印南漁民顕彰碑は国道42号から少し港寄りに入った広場にあった。2段の石組みに縁どられた石台に載った黒御影石に3人衆の名がそれぞれ個性的な文字で刻まれていた。その前には、カツオ節伝承地の土佐、枕崎、西伊豆、南房総、銚子から贈られた石が並べられていた。また、石碑の横には顕彰碑建立会代表を務めた坂下さんの建立趣旨が述べられており、「カツオ漁業に恵まれない印南浦から3人もの偉大な功労者を生んだことを後世に伝えたい」と結ばれていた。
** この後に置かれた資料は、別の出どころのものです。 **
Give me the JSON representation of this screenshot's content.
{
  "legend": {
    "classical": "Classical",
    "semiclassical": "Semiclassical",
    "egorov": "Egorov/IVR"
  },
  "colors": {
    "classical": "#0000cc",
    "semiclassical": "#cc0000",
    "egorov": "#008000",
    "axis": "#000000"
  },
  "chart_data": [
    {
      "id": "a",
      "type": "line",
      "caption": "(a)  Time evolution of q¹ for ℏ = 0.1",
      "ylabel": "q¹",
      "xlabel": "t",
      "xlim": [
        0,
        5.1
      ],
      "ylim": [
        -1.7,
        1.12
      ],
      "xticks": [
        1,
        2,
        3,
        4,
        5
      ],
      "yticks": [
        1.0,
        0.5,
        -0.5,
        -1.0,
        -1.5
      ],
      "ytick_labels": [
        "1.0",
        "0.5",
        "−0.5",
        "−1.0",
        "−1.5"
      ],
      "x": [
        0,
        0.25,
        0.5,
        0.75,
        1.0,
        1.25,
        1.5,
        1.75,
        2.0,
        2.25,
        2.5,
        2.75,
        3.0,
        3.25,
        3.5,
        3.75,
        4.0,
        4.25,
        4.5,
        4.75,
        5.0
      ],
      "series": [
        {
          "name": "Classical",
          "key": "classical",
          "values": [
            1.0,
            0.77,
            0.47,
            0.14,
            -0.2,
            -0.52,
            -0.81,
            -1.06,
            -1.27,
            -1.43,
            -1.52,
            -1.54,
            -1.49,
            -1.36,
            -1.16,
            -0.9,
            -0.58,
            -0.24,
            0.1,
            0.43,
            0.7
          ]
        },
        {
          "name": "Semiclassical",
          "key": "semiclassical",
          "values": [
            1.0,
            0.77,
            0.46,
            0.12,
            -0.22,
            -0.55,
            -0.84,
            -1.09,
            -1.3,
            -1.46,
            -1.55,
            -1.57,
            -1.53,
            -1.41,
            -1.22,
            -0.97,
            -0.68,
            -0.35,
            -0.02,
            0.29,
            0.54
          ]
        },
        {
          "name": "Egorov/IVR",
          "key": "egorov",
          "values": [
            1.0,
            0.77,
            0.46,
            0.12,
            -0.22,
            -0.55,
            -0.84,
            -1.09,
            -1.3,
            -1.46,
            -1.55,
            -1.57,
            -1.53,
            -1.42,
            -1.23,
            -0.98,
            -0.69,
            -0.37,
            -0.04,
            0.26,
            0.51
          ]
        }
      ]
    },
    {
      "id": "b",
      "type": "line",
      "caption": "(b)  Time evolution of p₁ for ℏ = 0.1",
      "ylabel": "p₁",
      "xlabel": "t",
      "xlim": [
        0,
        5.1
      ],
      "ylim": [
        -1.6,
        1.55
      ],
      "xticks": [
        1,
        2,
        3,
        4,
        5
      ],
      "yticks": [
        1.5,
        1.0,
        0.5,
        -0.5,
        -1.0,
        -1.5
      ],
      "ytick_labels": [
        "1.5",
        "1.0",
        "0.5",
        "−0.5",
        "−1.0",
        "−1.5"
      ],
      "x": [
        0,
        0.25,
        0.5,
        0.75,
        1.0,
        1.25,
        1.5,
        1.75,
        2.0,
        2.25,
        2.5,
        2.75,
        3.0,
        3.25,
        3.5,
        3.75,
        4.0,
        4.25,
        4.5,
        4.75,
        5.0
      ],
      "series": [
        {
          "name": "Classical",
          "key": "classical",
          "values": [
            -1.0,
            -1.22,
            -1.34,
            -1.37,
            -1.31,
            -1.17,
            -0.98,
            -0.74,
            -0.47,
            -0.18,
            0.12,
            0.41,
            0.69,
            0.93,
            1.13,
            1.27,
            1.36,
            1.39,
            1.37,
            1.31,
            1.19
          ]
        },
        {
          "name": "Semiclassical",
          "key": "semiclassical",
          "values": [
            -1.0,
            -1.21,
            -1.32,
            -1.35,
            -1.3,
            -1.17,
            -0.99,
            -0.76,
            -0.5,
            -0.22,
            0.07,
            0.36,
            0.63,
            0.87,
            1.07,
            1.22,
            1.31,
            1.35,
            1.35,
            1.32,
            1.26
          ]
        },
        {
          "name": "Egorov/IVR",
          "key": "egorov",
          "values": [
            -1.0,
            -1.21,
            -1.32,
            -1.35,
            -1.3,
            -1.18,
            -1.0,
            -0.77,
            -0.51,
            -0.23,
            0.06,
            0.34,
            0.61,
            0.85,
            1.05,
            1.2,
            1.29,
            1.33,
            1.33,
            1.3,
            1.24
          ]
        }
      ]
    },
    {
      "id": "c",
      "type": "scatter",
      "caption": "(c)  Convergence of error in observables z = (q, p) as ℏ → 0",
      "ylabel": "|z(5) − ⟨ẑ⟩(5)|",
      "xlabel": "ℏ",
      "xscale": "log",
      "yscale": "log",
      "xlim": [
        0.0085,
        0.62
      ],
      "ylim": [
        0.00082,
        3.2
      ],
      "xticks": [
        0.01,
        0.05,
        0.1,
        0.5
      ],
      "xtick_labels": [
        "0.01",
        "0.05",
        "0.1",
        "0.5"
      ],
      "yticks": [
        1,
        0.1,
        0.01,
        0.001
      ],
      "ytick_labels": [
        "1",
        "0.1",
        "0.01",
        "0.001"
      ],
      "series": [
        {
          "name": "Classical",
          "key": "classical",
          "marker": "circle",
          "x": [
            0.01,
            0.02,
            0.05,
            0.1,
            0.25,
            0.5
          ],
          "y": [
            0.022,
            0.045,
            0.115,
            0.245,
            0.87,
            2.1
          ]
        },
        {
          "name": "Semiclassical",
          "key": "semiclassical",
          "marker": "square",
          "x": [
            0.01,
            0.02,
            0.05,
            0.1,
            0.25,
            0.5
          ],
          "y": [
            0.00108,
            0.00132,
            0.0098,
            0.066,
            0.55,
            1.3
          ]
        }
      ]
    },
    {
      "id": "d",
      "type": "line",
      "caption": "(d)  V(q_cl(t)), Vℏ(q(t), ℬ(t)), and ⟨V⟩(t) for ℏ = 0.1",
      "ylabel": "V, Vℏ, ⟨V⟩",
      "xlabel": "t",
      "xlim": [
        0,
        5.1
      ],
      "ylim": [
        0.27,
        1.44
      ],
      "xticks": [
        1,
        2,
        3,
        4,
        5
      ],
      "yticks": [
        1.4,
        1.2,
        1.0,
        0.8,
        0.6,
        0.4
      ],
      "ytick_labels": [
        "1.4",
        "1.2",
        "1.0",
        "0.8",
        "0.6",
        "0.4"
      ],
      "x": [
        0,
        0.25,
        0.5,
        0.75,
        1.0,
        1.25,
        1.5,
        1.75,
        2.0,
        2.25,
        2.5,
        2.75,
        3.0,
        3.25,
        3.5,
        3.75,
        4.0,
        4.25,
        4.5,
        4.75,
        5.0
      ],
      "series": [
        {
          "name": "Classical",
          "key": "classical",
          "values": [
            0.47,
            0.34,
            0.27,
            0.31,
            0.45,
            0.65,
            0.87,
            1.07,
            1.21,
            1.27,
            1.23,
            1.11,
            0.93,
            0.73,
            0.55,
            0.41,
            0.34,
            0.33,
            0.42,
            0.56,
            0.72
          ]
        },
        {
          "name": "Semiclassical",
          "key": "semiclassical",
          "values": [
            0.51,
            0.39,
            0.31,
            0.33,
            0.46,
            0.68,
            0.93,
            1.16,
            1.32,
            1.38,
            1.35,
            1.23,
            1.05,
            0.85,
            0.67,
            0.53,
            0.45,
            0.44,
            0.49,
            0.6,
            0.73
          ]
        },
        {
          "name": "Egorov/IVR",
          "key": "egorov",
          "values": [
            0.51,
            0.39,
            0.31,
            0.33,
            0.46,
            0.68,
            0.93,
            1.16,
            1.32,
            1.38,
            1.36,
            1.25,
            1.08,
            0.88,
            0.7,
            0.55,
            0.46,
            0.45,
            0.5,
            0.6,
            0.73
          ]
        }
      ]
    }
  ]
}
その動機を尋ねると、恥ずかしそうに「印南町を30年離れてみて、故郷の歴史の深みを知り、町づくりのために余生を捧げたいという気持ちになった」とのこと。私も千葉を離れて50年、同じ思いで房州に惚(ほ)れ直している。離れないと気づかないのは残念だが、その無念さが逆に坂下さんのエネルギーになっておられるようだ。

甚太郎に敬意を表すため、菩提寺の定行寺を訪ねて墓前で合掌した。とっさに「印南漁民はどうして漁法に長けていたのでしょうか」と質問すると坂下さんは「印南漁民の前身は水軍が多く、海流に詳しかったようです」。

「なるほど、紀州沿岸にはいくつもの水軍が競っており、その可能性十分ですね」

こんな会話を交わしながら、「カツオ節発祥の歴史が伝わり、観光客が増えることを願っています」と申し上げ、充実した「カツオ節デー」を終えた。